Eklat im Schweriner Landtag NPD boykottiert Schweigeminute für NSU-Opfer

Doppelter Affront der NPD: Erst wird ihr Fraktionsvorsitzende Pastörs wegen abfälliger Bemerkungen aus dem Landtag Mecklenburg-Vorpommerns verwiesen - dann folgt ihm demonstrativ der Rest seiner Fraktion. Wohl aus Kalkül: Mit ihrem provokanten Auftritt boykottieren die Rechtsextremen eine Gedenkminute für die Opfer des NSU-Terrortrios.

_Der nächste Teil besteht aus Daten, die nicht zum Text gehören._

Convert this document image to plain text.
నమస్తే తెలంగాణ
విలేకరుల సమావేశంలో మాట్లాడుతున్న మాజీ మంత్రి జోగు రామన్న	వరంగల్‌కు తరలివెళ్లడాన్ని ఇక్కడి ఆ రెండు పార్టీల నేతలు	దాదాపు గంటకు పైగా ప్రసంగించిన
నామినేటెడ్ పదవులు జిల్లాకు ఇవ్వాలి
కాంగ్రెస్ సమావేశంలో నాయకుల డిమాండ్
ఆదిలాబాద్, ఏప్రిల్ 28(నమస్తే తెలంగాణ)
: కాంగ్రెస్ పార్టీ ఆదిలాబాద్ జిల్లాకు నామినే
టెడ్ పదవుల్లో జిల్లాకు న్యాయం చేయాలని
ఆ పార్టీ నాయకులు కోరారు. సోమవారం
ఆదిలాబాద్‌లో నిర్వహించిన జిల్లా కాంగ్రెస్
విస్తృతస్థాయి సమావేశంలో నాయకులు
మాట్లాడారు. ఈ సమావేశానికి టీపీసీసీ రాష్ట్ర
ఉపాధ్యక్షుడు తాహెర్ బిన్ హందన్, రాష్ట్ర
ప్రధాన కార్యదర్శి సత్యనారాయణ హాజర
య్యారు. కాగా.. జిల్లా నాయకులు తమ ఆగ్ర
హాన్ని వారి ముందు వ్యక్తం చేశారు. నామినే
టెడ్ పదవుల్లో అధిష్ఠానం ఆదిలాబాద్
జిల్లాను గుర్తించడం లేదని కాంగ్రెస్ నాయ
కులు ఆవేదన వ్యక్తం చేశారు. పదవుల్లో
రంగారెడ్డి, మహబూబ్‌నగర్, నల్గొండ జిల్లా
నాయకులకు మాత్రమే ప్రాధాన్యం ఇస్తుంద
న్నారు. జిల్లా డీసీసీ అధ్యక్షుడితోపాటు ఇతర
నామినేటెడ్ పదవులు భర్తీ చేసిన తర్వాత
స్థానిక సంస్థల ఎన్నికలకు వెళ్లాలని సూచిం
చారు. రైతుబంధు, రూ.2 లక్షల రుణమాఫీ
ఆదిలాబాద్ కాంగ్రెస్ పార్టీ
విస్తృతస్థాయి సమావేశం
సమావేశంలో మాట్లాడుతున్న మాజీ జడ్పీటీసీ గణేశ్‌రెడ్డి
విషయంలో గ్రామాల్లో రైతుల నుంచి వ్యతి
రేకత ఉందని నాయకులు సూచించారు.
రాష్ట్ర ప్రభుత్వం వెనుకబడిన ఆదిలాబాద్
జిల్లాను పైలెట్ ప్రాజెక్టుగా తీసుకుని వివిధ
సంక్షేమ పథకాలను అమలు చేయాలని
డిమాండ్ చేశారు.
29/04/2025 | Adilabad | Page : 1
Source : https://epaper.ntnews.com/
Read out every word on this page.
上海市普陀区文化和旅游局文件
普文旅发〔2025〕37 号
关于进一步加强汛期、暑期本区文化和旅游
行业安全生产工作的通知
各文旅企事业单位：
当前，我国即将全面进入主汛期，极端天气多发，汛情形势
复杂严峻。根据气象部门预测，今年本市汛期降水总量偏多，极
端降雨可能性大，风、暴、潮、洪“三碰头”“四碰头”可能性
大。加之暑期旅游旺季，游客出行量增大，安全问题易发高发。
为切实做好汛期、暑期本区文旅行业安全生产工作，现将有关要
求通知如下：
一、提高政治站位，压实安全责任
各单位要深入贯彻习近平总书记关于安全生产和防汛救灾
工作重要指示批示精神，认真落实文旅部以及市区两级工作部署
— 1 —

Vor einer Gedenkminute für die Mordopfer der rechtsextremen NSU-Terrorzelle im Landtag von Mecklenburg-Vorpommern hat die NPD-Fraktion demonstrativ den Saal verlassen. Zuvor war der Vorsitzende der fünf Mitglieder zählenden Fraktion, Udo Pastörs, bereits von der Sitzung ausgeschlossen worden. Er hatte während der Rede des aus dem Irak stammenden Linke-Abgeordneten Hikmat Al-Sabty zwischengerufen: "Das sind die Fantasien eines aus dem Orient Zugereisten."

Diese Äußerung würde laut Landtagspräsidentin Sylvia Bretschneider "den ganzen Rassismus und die ganze Menschenverachtung" zeigen, die die NPD anderen Menschen entgegenbringe. Gegenüber dem NDR sagte Bretschneider, die Partei würde andere Menschen als minderwertig betrachten.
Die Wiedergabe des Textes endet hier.